The secretary of defense, the national security advisor, and the director of national intelligence are here for the daily intelligence brief, the AI said into Alberts' mind.
Shit. Didn't I do that yesterday? the president asked.
No sir.
Well, when was the last time I read that thing? It couldn't be that long ago.
It was thirteen months and four days ago, Mr. President. The AI paused. Sir, your wife is also requesting you meet with her and the Reservation Historical Fund Society this morning.
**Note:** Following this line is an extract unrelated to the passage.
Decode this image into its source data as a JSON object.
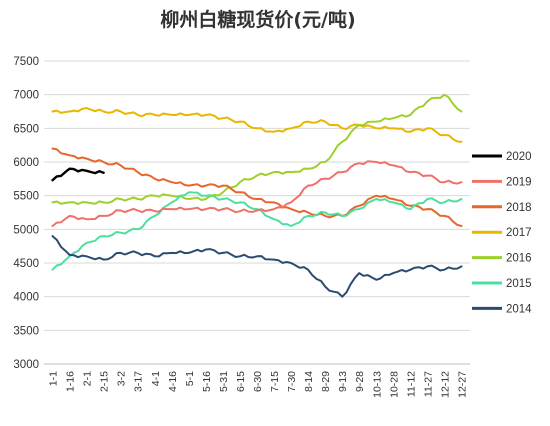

Shit again. Tell her I have an important meeting with the sec def, the NSA, and the DNI that I can't get out of today.
Very well. And the sec def, NSA, and DNI, sir?
Oh hell, send them in.
"Okay Conner." Alberts held up his left hand and looked up at the secretary of defense. "All this secret stuff just isn't any good for the country. The polls show that these clandestine operations make the public distrust the government. You know who the government is, Conner? Me, that's who. Did you see my approval rating today? We don't need to be doing a bunch of clandestine stuff that is gonna screw that up in my last year in office."
"Uh, yes, Mr. President, we thought of that. But the DNI's office has intelligence that there has been a lot of technology being transferred from somewhere into the Reservation," the sec def told the commander in chief.